Isegrim Posted March 7, 2018 Posted March 7, 2018 Es gibt genügend RC Flugzeuge für RC Anfänger die nur über Gier Und Nicksteuerung verfügen. In der echten Luftfahrt gibt es das aus Sicherheitsgründen allerdings überhaupt nicht mehr, zumindest fällt mir kein Beispiel ein. Alles gut und alles richtig da ist nichts falsch. Happy flying. ISE "Blyat Naaaaa" - Izlom
RED Posted March 7, 2018 Posted March 7, 2018 Nicht vergessen, dass man nahe dem Strömungsabriss mehr Kontrolle um die Längsachse mit dem Seiten- als mit dem Querruder hat. Ist auch in DCS bei der F5 so. Bei der "stalled" die Tragfläche von außen nach innen, sodass die Querruder mit als erstes keine Wirkung mehr haben. Merkt man am meisten im Kurvenkampf, wenn man max. G zieht und dann erst die Flächen entlasten muss, um eine nutzbare Rollrate zu bekommen. Bei der Hawk sollte der Flügel genau umgekehrt von der Wurzel nach außen stallen, damit man auch noch bei etwas zu hohem Anstellwinkel gute Querruderwirkung hat. Hat jemand die Hawk und kann das bestätigen? Bin mal gespannt wie das mit der FA18 wird. Mit den LERX wird man wahrscheinlich schon vor dem kompletten Strömungsabriss keine Querruderwirkung mehr haben.

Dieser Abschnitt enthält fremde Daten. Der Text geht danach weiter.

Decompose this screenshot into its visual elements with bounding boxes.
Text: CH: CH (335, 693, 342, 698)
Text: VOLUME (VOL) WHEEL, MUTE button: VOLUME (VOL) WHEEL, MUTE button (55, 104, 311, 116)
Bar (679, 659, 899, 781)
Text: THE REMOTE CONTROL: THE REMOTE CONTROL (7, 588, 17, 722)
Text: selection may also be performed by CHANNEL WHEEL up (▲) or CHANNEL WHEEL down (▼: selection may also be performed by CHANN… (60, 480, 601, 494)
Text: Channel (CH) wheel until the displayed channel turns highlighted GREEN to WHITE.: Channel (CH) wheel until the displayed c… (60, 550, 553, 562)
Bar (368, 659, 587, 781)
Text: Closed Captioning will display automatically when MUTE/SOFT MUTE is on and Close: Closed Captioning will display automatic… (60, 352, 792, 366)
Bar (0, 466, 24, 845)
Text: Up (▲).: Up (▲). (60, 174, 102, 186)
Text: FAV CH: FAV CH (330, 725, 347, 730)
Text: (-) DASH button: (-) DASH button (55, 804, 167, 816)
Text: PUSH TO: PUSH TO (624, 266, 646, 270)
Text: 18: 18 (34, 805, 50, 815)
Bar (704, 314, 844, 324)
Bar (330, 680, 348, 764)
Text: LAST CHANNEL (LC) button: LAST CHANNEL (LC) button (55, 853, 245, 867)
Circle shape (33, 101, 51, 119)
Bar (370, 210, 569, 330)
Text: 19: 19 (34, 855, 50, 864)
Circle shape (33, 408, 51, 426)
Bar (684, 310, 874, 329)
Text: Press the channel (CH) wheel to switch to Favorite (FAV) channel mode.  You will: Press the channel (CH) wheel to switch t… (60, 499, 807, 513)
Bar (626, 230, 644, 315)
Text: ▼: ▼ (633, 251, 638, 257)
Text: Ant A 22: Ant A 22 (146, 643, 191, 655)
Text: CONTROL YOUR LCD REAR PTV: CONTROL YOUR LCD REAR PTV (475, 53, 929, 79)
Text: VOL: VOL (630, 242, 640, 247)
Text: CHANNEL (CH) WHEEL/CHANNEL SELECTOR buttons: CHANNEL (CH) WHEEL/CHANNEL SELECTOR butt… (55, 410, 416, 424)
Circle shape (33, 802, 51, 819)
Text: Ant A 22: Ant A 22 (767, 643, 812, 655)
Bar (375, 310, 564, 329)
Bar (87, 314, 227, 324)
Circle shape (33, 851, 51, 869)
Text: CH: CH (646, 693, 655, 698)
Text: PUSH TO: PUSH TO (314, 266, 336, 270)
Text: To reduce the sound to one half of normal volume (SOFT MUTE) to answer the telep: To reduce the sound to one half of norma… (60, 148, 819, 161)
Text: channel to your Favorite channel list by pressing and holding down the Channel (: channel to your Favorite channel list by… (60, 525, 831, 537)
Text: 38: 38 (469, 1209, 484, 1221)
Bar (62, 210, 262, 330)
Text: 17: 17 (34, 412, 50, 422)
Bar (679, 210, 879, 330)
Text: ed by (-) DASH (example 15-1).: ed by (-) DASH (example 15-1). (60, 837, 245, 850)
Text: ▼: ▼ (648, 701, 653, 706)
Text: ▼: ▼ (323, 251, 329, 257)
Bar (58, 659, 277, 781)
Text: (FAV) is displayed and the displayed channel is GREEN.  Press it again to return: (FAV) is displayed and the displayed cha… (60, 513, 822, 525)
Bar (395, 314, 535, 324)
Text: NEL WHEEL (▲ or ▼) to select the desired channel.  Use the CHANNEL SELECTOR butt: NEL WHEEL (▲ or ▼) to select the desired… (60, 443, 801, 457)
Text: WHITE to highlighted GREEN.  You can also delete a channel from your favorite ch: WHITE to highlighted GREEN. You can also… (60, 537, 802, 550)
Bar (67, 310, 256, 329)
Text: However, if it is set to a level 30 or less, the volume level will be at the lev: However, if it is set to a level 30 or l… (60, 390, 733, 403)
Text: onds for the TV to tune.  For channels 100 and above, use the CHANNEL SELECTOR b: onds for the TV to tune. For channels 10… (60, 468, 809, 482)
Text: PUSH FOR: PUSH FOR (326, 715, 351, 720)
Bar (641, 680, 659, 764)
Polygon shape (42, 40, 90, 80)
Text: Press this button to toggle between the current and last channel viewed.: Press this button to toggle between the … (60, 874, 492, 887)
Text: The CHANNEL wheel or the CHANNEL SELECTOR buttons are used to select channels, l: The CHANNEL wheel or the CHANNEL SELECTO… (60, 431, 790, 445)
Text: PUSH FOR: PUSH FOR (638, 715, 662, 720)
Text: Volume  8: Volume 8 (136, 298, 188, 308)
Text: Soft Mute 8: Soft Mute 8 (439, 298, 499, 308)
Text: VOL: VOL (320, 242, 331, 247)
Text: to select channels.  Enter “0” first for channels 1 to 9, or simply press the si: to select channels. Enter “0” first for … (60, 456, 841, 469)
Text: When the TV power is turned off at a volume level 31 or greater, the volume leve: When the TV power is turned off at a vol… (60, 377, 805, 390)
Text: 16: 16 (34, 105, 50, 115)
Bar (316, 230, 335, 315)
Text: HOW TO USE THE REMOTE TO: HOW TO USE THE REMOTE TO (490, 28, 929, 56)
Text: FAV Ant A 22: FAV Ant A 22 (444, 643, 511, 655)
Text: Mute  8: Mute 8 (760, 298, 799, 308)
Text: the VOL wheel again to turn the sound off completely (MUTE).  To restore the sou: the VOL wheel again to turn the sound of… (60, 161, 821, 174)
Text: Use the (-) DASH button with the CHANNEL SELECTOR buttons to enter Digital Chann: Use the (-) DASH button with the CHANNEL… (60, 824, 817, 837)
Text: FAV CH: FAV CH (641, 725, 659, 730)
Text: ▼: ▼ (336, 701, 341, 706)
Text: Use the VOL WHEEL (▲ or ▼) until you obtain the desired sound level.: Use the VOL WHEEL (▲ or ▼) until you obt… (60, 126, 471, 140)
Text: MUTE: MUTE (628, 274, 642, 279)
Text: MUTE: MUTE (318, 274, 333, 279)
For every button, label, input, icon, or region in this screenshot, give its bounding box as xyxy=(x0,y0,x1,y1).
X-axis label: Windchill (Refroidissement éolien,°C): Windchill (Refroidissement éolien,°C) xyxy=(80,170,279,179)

Drotik Posted March 7, 2018 Posted March 7, 2018 (edited) Und das muss mit den Pedalen ausgeglichen werden damit eine koordinierte Kurve gefolgen wird. Das ist nun mal auch der einzige Grund warum Flugzeuge überhaupt ein Seitenruder haben. Es ist wohl die am wenigsten verstandene und am häufigsten falsch benutzte Steuerfläche. Und was Red da beschreibt, ein sehr wichtiger Punkt, trifft auf jedes Flugzeug zu. Die Tragflächen sollten immer so ausgelegt sein, dass der überzogene Zustand von innen nach außen auftritt. Um von ihm genannte Querruderwirkung zu erhalten. Die FA-18 ist dafür eines der besten Beispiele: Betrachtet mal die Flügel von der Seite, seht ihr wie deutlich sie verwunden sind. Wie die Spitze nach unten zeigt und die Wurzel nach oben? Das ist geometrische Schränkung durch Variation des Einstellwinkels entlang der Spannweite. Und zur Ergänzung: So ziemlich alle größeren, schnelleren Flugzeuge (mittlerweile auch schon kleine Leichtflugzeuge) besitzen einen in die Flugsteuerung integrierten Gierdämpfer der... das Gieren verhindert! Denkt immer daran: Das Seitenruder ist der Diener der Querruder und eigentlich zu nichts zu gebrauchen. FBW-Jets kann man sich solche Gedanken oft sowieso sparen, da man nicht die Steuerflächen direkt anspricht... Hmm... schwierig. Schwieriges Thema. Oft missverstanden. Edited March 7, 2018 by Drotik
Shadoga Posted March 7, 2018 Posted March 7, 2018 ... Denkt immer daran: Das Seitenruder ist der Diener der Querruder und eigentlich zu nichts zu gebrauchen. ... Das sehe ich auch schon im normalen Flight Envelope nicht so, vgl. oben genanntes Slippen oder Seitenwindstarts-/landungen oder Muster mit Propellerdrehmoment, spätestens im Bereich Kunstflug und Luftkampfmanöver ist die Aussage dann völliger Käse.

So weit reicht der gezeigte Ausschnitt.